L’Allemagne ne traverse pas une crise économique majeure, l’avenir s’annonce meilleur.
Le nombre de chômeurs en Allemagne a franchi la barre de trois millions, atteignant 6,4 %, « ce qui représente le plus haut niveau depuis 2015 ». L’État fédéral allemand a prévu de soutenir son économie avec un fonds de 500 milliards d’euros pour moderniser son infrastructure.
Alors que « la France est devenue l’homme malade de l’Union européenne », selon Daniel Baal, président de la Fédération bancaire, la situation économique de l’Allemagne, leader économique de l’UE, n’est pas éclatante.
L’économie allemande traverse « une période de stagnation prolongée, avec des phases de récession anticipées en 2023 et 2024, ainsi que des prévisions de croissance très faibles », indique Eileen Keller, chargée de projet au Deutsch-Französisches Institut (DFI).
Franchise de trois millions de chômeurs dépassée
Le taux de chômage a franchi le seuil des trois millions, atteignant 6,4 %, « le niveau le plus élevé depuis 2015 », souligne la chercheuse. « C’est un moment difficile pour l’économie allemande, qui n’a pas affronté de telles difficultés depuis trente ans », ajoute Andreas Eisl, chercheur senior en politique économique européenne à l’Institut Jacques Delors.
La compagnie Lufthansa, premier groupe aérien en Europe, a annoncé lundi la suppression de 4 000 postes d’ici 2030, soit près de 4 % de ses effectifs globaux, tandis que Bosch mettra fin à 13 000 postes, soit un dixième de ses effectifs en Allemagne. Au début du mois de septembre, Ford a également annoncé jusqu’à 1 000 suppressions d’emplois dans son usine de Cologne, dédiée aux véhicules électriques.
Une crise multifactorielle, entre coûts énergétiques élevés et concurrence
« Les annonces de licenciements se multiplient, notamment dans des secteurs clés comme l’automobile, où les constructeurs allemands et leurs sous-traitants doivent faire face à une transition du véhicule thermique vers le véhicule électrique qui n’a pas été suffisamment anticipée », précise Marie Krpata, chercheuse à l’Institut français des relations internationales (Ifri). Environ 800 000 emplois directs sont touchés par cette transition.
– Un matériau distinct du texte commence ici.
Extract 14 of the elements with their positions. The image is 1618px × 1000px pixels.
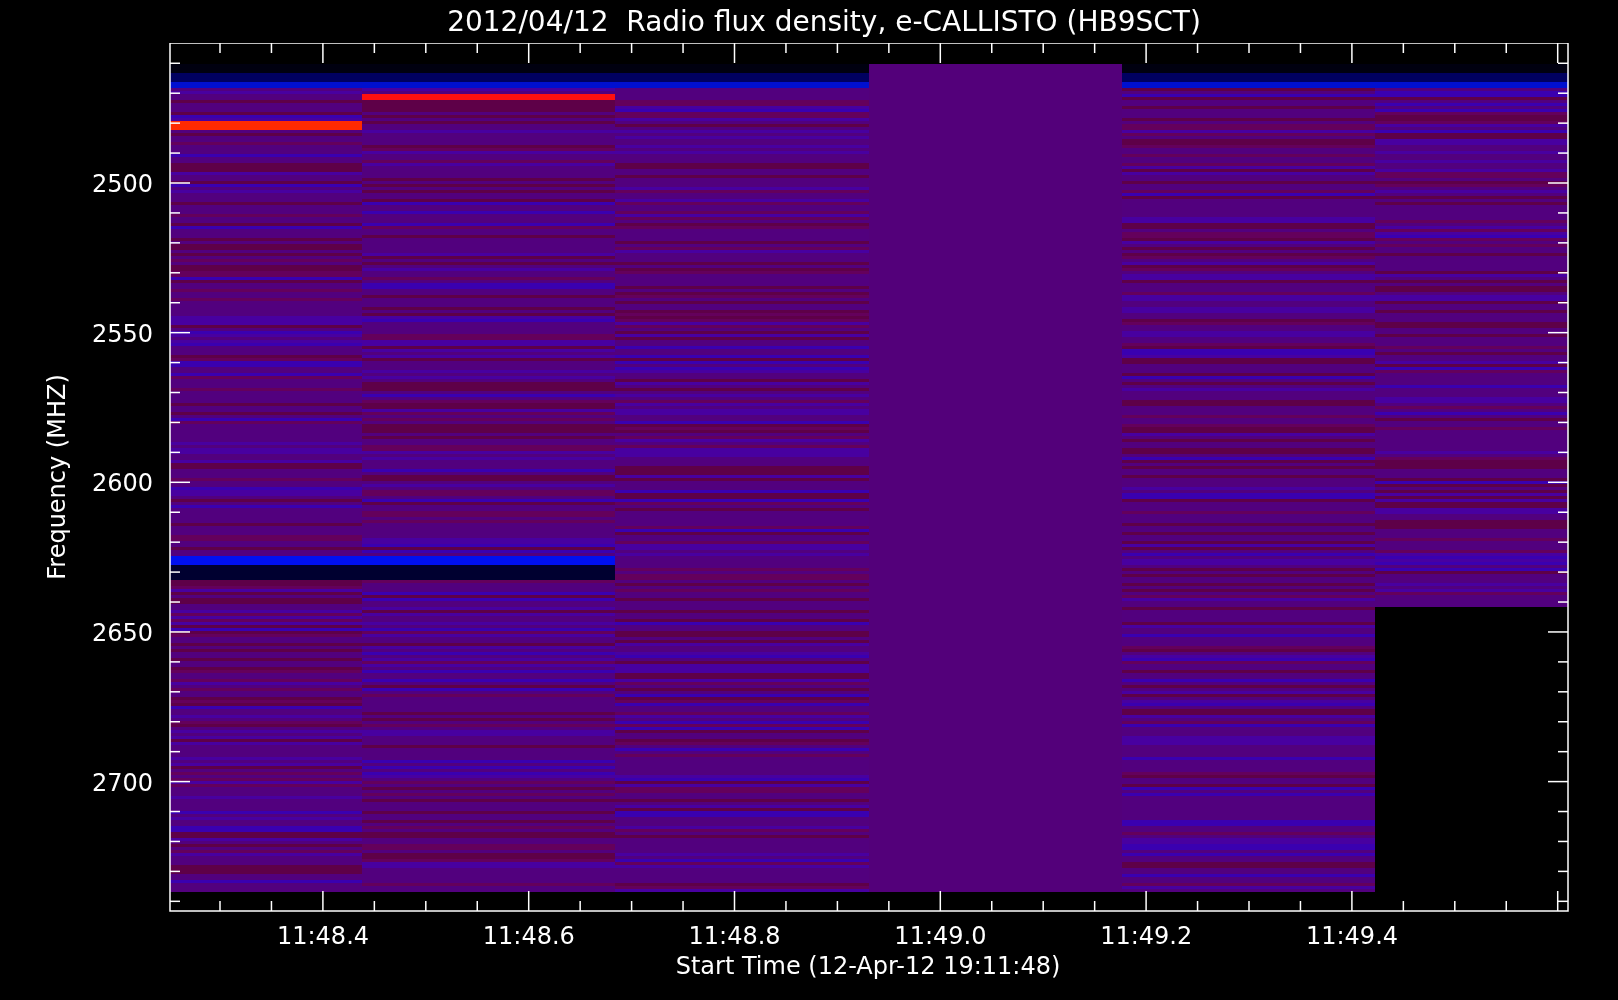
axis-tick-label: 2700: [91, 768, 153, 797]
axis-tick-label: 2650: [91, 618, 153, 647]
chart-title: 2012/04/12 Radio flux density, e-CALLISTO (HB9SCT): [447, 7, 1201, 36]
axis-tick-label: 11:49.0: [894, 922, 987, 950]
axis-tick-label: 11:48.8: [688, 922, 781, 950]
axis-tick-label: 2550: [91, 319, 153, 348]
axis-tick-label: 2500: [91, 170, 153, 198]
axis-tick-label: 11:48.6: [482, 922, 575, 950]
axis-title: Start Time (12-Apr-12 19:11:48): [675, 952, 1061, 980]
axis-tick-label: 11:48.4: [276, 922, 370, 950]
axis-tick-label: 11:49.2: [1100, 922, 1193, 950]
axis-tick-label: 2600: [91, 469, 153, 498]
axis-title: Frequency (MHZ): [43, 374, 71, 580]
axis-tick-label: 11:49.4: [1305, 922, 1399, 950]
Au-delà du secteur automobile, la crise de l’économie allemande résulte de plusieurs facteurs. L’augmentation des coûts de l’énergie liée à la guerre en Ukraine pèse sur les industries consommatrices. Elles subissent également la concurrence accrue de la Chine, dont les compétences technologiques se sont développées, ainsi que les effets des droits de douane américains sur les exportations européennes, qui ont engendré « une sorte de guerre froide commerciale », selon Andreas Eisl. « Cela est d’autant plus problématique pour l’Allemagne, qui est fortement exposée au commerce international en raison de son modèle économique axé sur l’exportation », ajoute Marie Krpata de l’Ifri. Cela a conduit à une perte de compétitivité des produits « Made in Germany » à l’échelle internationale.
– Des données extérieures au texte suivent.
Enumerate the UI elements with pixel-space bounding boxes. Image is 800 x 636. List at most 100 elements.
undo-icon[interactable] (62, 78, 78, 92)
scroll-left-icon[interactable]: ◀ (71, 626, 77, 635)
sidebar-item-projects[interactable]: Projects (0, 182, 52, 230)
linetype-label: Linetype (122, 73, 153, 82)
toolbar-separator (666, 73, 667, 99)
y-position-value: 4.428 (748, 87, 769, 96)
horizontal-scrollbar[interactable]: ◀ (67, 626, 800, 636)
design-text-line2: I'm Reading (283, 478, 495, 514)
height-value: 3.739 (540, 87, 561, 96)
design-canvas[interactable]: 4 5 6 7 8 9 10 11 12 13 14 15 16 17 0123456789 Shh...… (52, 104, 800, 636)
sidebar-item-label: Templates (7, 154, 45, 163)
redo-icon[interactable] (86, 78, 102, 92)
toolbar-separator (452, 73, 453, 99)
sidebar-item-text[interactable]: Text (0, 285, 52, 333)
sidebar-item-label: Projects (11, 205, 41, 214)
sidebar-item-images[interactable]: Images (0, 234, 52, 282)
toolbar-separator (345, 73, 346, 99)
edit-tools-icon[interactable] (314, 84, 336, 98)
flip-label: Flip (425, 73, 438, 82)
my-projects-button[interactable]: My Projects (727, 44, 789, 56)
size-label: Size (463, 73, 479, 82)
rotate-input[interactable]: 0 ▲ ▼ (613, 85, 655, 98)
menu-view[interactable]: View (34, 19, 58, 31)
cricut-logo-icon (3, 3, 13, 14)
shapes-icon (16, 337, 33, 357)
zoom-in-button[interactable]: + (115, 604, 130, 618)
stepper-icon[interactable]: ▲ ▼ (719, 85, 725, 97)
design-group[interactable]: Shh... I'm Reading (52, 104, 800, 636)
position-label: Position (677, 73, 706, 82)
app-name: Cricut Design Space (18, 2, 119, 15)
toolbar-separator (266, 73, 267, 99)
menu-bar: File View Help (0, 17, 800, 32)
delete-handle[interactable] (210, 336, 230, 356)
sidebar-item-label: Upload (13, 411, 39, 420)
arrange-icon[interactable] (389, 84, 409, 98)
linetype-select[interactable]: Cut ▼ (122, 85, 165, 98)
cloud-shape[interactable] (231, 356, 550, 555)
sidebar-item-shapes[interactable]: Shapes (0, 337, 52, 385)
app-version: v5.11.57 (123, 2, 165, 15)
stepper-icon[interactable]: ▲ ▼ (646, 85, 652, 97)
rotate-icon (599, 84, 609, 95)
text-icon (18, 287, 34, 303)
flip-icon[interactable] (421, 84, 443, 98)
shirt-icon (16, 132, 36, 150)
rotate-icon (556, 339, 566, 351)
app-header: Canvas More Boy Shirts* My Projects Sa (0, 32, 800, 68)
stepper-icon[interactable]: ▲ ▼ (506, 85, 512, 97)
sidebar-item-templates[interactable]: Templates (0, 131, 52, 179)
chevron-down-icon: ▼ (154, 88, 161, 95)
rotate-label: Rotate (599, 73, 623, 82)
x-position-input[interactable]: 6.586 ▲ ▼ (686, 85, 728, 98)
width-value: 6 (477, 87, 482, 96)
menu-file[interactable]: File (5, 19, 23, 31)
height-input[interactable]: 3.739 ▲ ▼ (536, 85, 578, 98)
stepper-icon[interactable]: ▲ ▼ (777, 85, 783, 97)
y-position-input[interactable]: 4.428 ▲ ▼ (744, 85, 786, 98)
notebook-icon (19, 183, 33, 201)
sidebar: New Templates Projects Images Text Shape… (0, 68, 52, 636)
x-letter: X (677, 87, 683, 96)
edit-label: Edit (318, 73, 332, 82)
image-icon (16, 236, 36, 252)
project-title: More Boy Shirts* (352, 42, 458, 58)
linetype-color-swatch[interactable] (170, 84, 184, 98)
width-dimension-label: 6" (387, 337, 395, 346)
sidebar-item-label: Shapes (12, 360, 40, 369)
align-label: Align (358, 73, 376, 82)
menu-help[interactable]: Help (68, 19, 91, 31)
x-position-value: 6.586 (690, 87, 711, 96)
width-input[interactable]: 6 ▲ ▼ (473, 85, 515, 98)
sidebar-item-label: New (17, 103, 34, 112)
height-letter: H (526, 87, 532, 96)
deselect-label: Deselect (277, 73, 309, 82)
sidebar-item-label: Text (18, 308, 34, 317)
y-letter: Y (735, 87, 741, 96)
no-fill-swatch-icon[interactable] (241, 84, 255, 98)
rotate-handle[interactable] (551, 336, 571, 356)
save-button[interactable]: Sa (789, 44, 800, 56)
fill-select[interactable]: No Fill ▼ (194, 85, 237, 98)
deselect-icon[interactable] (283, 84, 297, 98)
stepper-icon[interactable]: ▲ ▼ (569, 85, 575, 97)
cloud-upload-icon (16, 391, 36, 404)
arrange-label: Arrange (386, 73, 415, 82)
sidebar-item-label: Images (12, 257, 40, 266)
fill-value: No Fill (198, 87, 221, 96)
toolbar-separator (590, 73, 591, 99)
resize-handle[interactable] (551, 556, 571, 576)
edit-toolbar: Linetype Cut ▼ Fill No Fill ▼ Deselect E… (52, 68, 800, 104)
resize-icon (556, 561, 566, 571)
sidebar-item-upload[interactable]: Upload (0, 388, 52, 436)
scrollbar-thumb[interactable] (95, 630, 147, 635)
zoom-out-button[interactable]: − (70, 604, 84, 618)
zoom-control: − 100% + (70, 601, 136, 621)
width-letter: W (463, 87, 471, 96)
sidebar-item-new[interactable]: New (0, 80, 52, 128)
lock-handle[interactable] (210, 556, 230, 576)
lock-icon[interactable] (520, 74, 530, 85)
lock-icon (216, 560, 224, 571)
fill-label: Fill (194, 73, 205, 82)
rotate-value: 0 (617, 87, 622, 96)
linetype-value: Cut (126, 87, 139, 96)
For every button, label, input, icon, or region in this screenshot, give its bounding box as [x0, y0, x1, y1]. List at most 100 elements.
Déblocage du frein à l’endettement et un plan de 500 milliards d’euros
Cependant, malgré cette crise, l’Allemagne semble avoir un avenir plus rassurant. Sa situation financière est relativement stable, la dette publique se chiffrant à 64 %, contre 114 % en France. L’État fédéral, ayant réalisé d’importantes économies ces dernières années, pourra soutenir l’économie avec un fonds de 500 milliards d’euros pour moderniser l’infrastructure. De plus, il a amorcé un changement décisif en levant le dispositif de frein à l’endettement, permettant ainsi d’éviter que le déficit structurel ne dépasse 0,35 % du PIB, ce qui facilitera également la modernisation de l’outil militaire allemand.
« Ces investissements devraient favoriser la croissance économique. Toutefois, la question demeure : dans quelle direction doivent-ils s’orienter ? Quels secteurs doivent être protégés, où investir, et quels secteurs abandonner ? », s’interroge le chercheur Andreas Eisl.
Une perspective d’endettement européen inquiétante
D’après Eileen Keller, chargée de projet au DFI, l’Allemagne traverse « une période de transition où toutes les forces politico-économiques doivent faire preuve de lucidité pour procéder aux ajustements nécessaires dans un contexte géo-économique bouleversé ».
Bien que la France puisse bénéficier, par effet de ricochet, des investissements allemands, Marie Krpata met en garde : la crainte est que cela n’accentue les inégalités en Europe. Le gouvernement allemand s’étant engagé à assouplir le frein à l’endettement et à créer un fonds spécial pour les infrastructures, « la perspective d’un endettement commun à l’échelle européenne, pour investir dans des projets communs, comme le souhaite la France, s’avère plus compliquée ». Des tempêtes sembleraient donc se profiler à l’horizon.